The notion that the availability of our food is at the mercy of the weather shouldn't really come as a surprise.

Eastern Daily Press: Empty iceberg lettuce shelves at a Tesco store (Picture: PA)Empty iceberg lettuce shelves at a Tesco store (Picture: PA)

For generations, shoppers were perfectly happy to buy fruit and veg during their domestic growing season – unless they were hardy enough to be preserved and stored.

But when a shortage of courgettes and iceberg lettuces is regarded as a 'crisis', it proves just how demanding we have become as consumers, and how reliant our diets now are on global trade.

The fact that we cannot grow leafy salads in this country between December and March is no longer tolerated as an excuse for empty shelves, so supermarkets and wholesalers have built links with suppliers in warmer climes to fill the gap in the UK's growing season.

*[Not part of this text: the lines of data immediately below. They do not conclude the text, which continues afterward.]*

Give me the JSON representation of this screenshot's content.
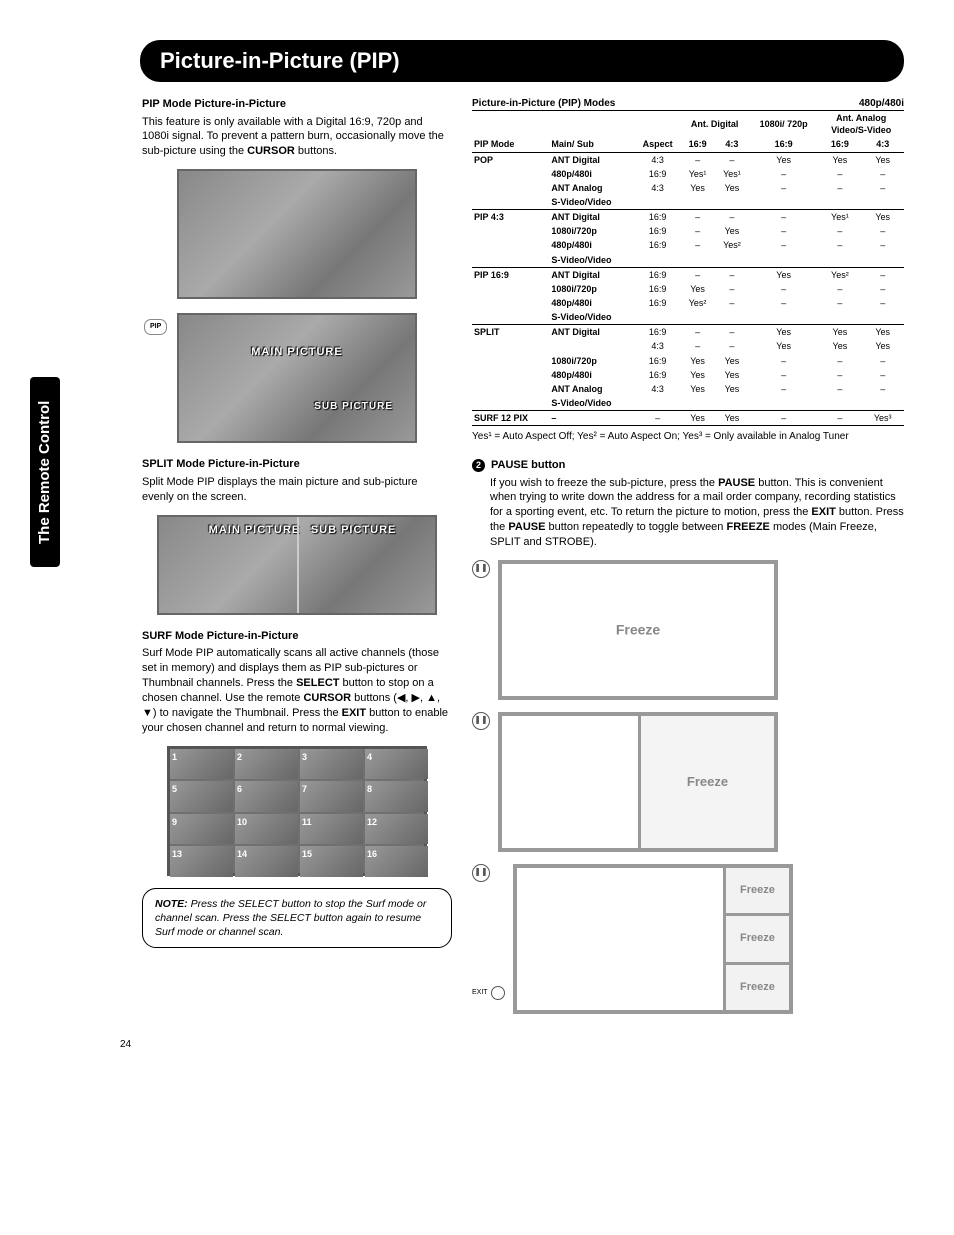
{
  "page_number": "24",
  "side_tab": "The Remote Control",
  "header": "Picture-in-Picture (PIP)",
  "pip_mode": {
    "heading": "PIP Mode Picture-in-Picture",
    "body_pre": "This feature is only available with a Digital 16:9, 720p and 1080i signal. To prevent a pattern burn, occasionally move the sub-picture using the ",
    "body_bold": "CURSOR",
    "body_post": " buttons.",
    "pip_badge": "PIP",
    "main_label": "MAIN PICTURE",
    "sub_label": "SUB PICTURE"
  },
  "split_mode": {
    "heading": "SPLIT Mode Picture-in-Picture",
    "body": "Split Mode PIP displays the main picture and sub-picture evenly on the screen.",
    "main_label": "MAIN PICTURE",
    "sub_label": "SUB PICTURE"
  },
  "surf_mode": {
    "heading": "SURF Mode Picture-in-Picture",
    "body_parts": [
      "Surf Mode PIP automatically scans all active channels (those set in memory) and displays them as PIP sub-pictures or Thumbnail channels. Press the ",
      "SELECT",
      " button to stop on a chosen channel. Use the remote ",
      "CURSOR",
      " buttons (◀, ▶, ▲, ▼) to navigate the Thumbnail. Press the ",
      "EXIT",
      " button to enable your chosen channel and return to normal viewing."
    ],
    "thumbs": [
      "1",
      "2",
      "3",
      "4",
      "5",
      "6",
      "7",
      "8",
      "9",
      "10",
      "11",
      "12",
      "13",
      "14",
      "15",
      "16"
    ]
  },
  "note": {
    "label": "NOTE:",
    "text": "Press the SELECT button to stop the Surf mode or channel scan. Press the SELECT button again to resume Surf mode or channel scan."
  },
  "modes_table": {
    "title": "Picture-in-Picture (PIP) Modes",
    "supergroup_right": "480p/480i",
    "header2": {
      "pip_mode": "PIP Mode",
      "main_sub": "Main/ Sub",
      "aspect": "Aspect",
      "ant_digital": "Ant. Digital",
      "c169_a": "16:9",
      "c43_a": "4:3",
      "col_1080_720": "1080i/ 720p",
      "c169_b": "16:9",
      "ant_analog": "Ant. Analog",
      "video_svideo": "Video/S-Video",
      "c169_c": "16:9",
      "c43_c": "4:3"
    },
    "groups": [
      {
        "mode": "POP",
        "rows": [
          {
            "sub": "ANT Digital",
            "aspect": "4:3",
            "d169": "–",
            "d43": "–",
            "p169": "Yes",
            "a169": "Yes",
            "a43": "Yes"
          },
          {
            "sub": "480p/480i",
            "aspect": "16:9",
            "d169": "Yes¹",
            "d43": "Yes¹",
            "p169": "–",
            "a169": "–",
            "a43": "–"
          },
          {
            "sub": "ANT Analog",
            "aspect": "4:3",
            "d169": "Yes",
            "d43": "Yes",
            "p169": "–",
            "a169": "–",
            "a43": "–"
          },
          {
            "sub": "S-Video/Video",
            "aspect": "",
            "d169": "",
            "d43": "",
            "p169": "",
            "a169": "",
            "a43": ""
          }
        ]
      },
      {
        "mode": "PIP 4:3",
        "rows": [
          {
            "sub": "ANT Digital",
            "aspect": "16:9",
            "d169": "–",
            "d43": "–",
            "p169": "–",
            "a169": "Yes¹",
            "a43": "Yes"
          },
          {
            "sub": "1080i/720p",
            "aspect": "16:9",
            "d169": "–",
            "d43": "Yes",
            "p169": "–",
            "a169": "–",
            "a43": "–"
          },
          {
            "sub": "480p/480i",
            "aspect": "16:9",
            "d169": "–",
            "d43": "Yes²",
            "p169": "–",
            "a169": "–",
            "a43": "–"
          },
          {
            "sub": "S-Video/Video",
            "aspect": "",
            "d169": "",
            "d43": "",
            "p169": "",
            "a169": "",
            "a43": ""
          }
        ]
      },
      {
        "mode": "PIP 16:9",
        "rows": [
          {
            "sub": "ANT Digital",
            "aspect": "16:9",
            "d169": "–",
            "d43": "–",
            "p169": "Yes",
            "a169": "Yes²",
            "a43": "–"
          },
          {
            "sub": "1080i/720p",
            "aspect": "16:9",
            "d169": "Yes",
            "d43": "–",
            "p169": "–",
            "a169": "–",
            "a43": "–"
          },
          {
            "sub": "480p/480i",
            "aspect": "16:9",
            "d169": "Yes²",
            "d43": "–",
            "p169": "–",
            "a169": "–",
            "a43": "–"
          },
          {
            "sub": "S-Video/Video",
            "aspect": "",
            "d169": "",
            "d43": "",
            "p169": "",
            "a169": "",
            "a43": ""
          }
        ]
      },
      {
        "mode": "SPLIT",
        "rows": [
          {
            "sub": "ANT Digital",
            "aspect": "16:9",
            "d169": "–",
            "d43": "–",
            "p169": "Yes",
            "a169": "Yes",
            "a43": "Yes"
          },
          {
            "sub": "",
            "aspect": "4:3",
            "d169": "–",
            "d43": "–",
            "p169": "Yes",
            "a169": "Yes",
            "a43": "Yes"
          },
          {
            "sub": "1080i/720p",
            "aspect": "16:9",
            "d169": "Yes",
            "d43": "Yes",
            "p169": "–",
            "a169": "–",
            "a43": "–"
          },
          {
            "sub": "480p/480i",
            "aspect": "16:9",
            "d169": "Yes",
            "d43": "Yes",
            "p169": "–",
            "a169": "–",
            "a43": "–"
          },
          {
            "sub": "ANT Analog",
            "aspect": "4:3",
            "d169": "Yes",
            "d43": "Yes",
            "p169": "–",
            "a169": "–",
            "a43": "–"
          },
          {
            "sub": "S-Video/Video",
            "aspect": "",
            "d169": "",
            "d43": "",
            "p169": "",
            "a169": "",
            "a43": ""
          }
        ]
      },
      {
        "mode": "SURF 12 PIX",
        "rows": [
          {
            "sub": "–",
            "aspect": "–",
            "d169": "Yes",
            "d43": "Yes",
            "p169": "–",
            "a169": "–",
            "a43": "Yes³"
          }
        ]
      }
    ],
    "footnote": "Yes¹ = Auto Aspect Off; Yes² = Auto Aspect On; Yes³ = Only available in Analog Tuner"
  },
  "pause": {
    "num": "2",
    "heading": "PAUSE button",
    "body_parts": [
      "If you wish to freeze the sub-picture, press the ",
      "PAUSE",
      " button. This is convenient when trying to write down the address for a mail order company, recording statistics for a sporting event, etc. To return the picture to motion, press the ",
      "EXIT",
      " button. Press the ",
      "PAUSE",
      " button repeatedly to toggle between ",
      "FREEZE",
      " modes (Main Freeze, SPLIT and STROBE)."
    ],
    "freeze_label": "Freeze",
    "exit_label": "EXIT",
    "pause_glyph": "❚❚"
  }
}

Of course, those crops are still vulnerable to the snow and frosts which have destroyed Spanish lettuces, prompting rationing, price hikes and panic-buying until an alternate source can be found.

It would seem ridiculous to previous generations that anyone should complain at only being able to buy three iceberg lettuces at a time in the middle of winter.

But perhaps this should serve as a reminder that food is now a global commodity, and however comfortable we have become with the ability to buy our favourite foods all year round, the security of supply will always be vulnerable to changes in markets and the weather – all of which brings the importance of our post-Brexit trade negotiations with Europe and the rest of the world into sharp focus.